Jan 122012
 

(continued from “A Retrospective“)

When J and I had just started dating, in the context of a normal conversation where two people getting to know each other share background and tell stories, J mentioned something about past ties to the “BDSM community.” It was a casual, flirty sort of conversation, and his comment didn’t seem all that strange in context. He seemed to be half-joking, or at least, he seemed to be poking fun at reality. I assumed his revelation and his lighthearted attitude were more about flirtation than anything else. And so I flirted right back—I smiled and told him that I was more than capable of dominating a man.

That was the truth. I had dominated men in bed… quite well, actually.

When I responded, J’s flirtatiousness fell away. He looked a little surprised and said he was relieved that I took the information so well.

His seriousness surprised me—I didn’t think it was such a big deal. My last boyfriend was really turned on by tits, and I have tits, so it worked out well. The guy I dated before that was an ass man, and I have an ass, so that worked out pretty well. J was a little kinky, and so was I, so we might work out well too.

I had messed around with BDSM before, and while I didn’t know that there was a “community,” it didn’t shock me to hear of its existence. But of course, I was completely unaware of the scope of all things BDSM—I didn’t know there were different types of BDSM, each with their own terminologies, theories, and practices. I didn’t know there were communities, play spaces, conventions, businesses, scholarship or political issues. I didn’t know any of it existed in such a visible, organized way.

J and I have never discussed that conversation, but I suspect that both he and I had completely different understandings of what was said and what it meant.

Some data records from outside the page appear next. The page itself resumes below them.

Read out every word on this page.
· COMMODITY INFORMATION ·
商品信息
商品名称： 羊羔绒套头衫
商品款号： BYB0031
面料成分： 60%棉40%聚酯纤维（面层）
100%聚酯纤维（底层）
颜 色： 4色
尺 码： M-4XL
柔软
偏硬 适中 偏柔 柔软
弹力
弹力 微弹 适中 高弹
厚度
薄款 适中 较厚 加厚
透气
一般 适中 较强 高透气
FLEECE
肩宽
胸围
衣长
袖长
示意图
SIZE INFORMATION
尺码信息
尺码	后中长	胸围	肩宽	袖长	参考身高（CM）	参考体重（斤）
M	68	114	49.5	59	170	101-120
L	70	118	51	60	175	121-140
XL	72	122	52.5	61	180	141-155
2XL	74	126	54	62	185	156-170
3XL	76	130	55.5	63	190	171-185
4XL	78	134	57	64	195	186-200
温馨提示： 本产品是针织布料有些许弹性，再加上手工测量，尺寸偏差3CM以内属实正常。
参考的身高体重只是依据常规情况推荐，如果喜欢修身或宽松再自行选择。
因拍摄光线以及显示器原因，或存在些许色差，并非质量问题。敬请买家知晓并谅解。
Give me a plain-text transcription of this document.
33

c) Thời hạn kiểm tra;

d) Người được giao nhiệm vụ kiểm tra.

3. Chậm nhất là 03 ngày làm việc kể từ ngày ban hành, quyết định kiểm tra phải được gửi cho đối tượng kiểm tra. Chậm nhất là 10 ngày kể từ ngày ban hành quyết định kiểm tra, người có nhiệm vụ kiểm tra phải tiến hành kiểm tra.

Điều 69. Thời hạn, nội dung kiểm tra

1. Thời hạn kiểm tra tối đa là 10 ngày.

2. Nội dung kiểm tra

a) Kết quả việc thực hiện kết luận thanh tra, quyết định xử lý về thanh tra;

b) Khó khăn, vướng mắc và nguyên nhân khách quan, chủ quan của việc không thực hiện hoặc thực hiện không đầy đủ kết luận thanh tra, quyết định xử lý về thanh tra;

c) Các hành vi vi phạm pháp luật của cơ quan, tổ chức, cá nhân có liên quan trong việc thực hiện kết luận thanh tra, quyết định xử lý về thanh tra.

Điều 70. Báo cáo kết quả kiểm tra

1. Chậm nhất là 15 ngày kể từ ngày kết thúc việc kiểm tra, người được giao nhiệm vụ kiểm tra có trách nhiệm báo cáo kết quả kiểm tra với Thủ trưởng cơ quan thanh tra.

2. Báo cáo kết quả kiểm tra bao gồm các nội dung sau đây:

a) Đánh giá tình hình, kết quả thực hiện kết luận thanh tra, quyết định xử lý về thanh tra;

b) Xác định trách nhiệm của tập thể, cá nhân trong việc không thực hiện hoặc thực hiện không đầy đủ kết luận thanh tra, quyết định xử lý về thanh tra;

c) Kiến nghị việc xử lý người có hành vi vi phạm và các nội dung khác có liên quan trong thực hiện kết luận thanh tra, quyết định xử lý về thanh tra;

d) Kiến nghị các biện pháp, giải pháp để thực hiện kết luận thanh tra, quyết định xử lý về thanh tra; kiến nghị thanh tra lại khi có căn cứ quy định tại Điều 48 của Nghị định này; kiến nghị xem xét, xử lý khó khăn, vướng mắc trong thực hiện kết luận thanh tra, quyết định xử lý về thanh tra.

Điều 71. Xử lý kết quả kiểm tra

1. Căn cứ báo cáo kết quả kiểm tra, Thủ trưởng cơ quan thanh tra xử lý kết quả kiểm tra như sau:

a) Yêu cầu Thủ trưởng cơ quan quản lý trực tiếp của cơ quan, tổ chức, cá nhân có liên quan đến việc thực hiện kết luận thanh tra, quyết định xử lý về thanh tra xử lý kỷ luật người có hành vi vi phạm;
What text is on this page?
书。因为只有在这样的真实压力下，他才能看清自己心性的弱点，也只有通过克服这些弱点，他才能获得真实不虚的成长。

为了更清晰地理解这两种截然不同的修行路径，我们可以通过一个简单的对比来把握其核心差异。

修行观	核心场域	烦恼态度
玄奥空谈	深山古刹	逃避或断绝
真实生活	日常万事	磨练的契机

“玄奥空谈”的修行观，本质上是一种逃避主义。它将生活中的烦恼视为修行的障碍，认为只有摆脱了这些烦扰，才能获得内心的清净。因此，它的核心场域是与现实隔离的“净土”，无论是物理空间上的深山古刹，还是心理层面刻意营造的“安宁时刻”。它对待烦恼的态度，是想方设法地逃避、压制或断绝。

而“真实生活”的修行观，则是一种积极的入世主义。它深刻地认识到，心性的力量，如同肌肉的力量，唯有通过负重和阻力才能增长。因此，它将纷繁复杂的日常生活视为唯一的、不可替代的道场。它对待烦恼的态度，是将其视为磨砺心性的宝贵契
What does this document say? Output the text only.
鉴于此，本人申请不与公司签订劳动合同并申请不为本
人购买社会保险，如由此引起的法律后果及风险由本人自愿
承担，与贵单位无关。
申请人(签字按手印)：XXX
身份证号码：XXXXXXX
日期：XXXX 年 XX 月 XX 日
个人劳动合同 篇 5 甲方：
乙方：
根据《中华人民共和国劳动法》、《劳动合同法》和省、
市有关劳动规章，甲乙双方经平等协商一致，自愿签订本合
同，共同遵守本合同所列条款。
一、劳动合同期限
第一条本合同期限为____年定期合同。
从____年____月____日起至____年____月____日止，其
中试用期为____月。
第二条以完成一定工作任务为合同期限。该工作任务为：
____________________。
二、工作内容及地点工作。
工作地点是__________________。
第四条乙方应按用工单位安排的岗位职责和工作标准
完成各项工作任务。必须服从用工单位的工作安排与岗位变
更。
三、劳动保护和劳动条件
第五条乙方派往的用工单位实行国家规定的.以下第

In my mind, J told me about a sexual preference… a turn-on. No big deal.

I suspect that in J’s mind, not only did I accept his lifestyle, but I also suggested I was interested in (and had some experience with) the same. Without any real reaction or curiosity from me, my guess is that J thought I was “into” BDSM the same way he was.

Because I didn’t know what I didn’t know, I thought J and I were on the same page. Because I didn’t ask questions and offered little reaction to his admission, J thought we were on the same page too.

Of course, J and I were not on the same page.

continue to Retrospective, Part 2: Oops

  5 Responses to “Retrospective, Part 1: Accidental Dominant”

  1. I want to be able to just hit "like" but, I can't.

    I definitely can picture J's mental gear change when you say you're capable of dominating a man.

    I've made a couple half-joking, tenuous personal revelations over the years, it would certainly excite me to get such a positive reaction.

    Likely enough that I might jump to conclusions about compatibility and general same-paged-ness.

  2. I've accidentally walked into a lot of stuff over the years, but generally, I know it when it happens. :) It's the times I have no idea what I'm into that I get in trouble.

  3. I fell into D/s in a similar way. A guy offered to essentially be my beck and call guy. I decided to run with it because I was bored and needed a laugh… little did I know I would find and meet my boy 4 days later ;)

    I love your blog, I can see so much of myself and my own journey in it.

  4. I totally relate to this… :/

    • @Jools: I’m sorry you can relate to this! I know from experience that it’s not a very pleasant place to be in! Also, I hope your figuring it all out was far smoother than mine!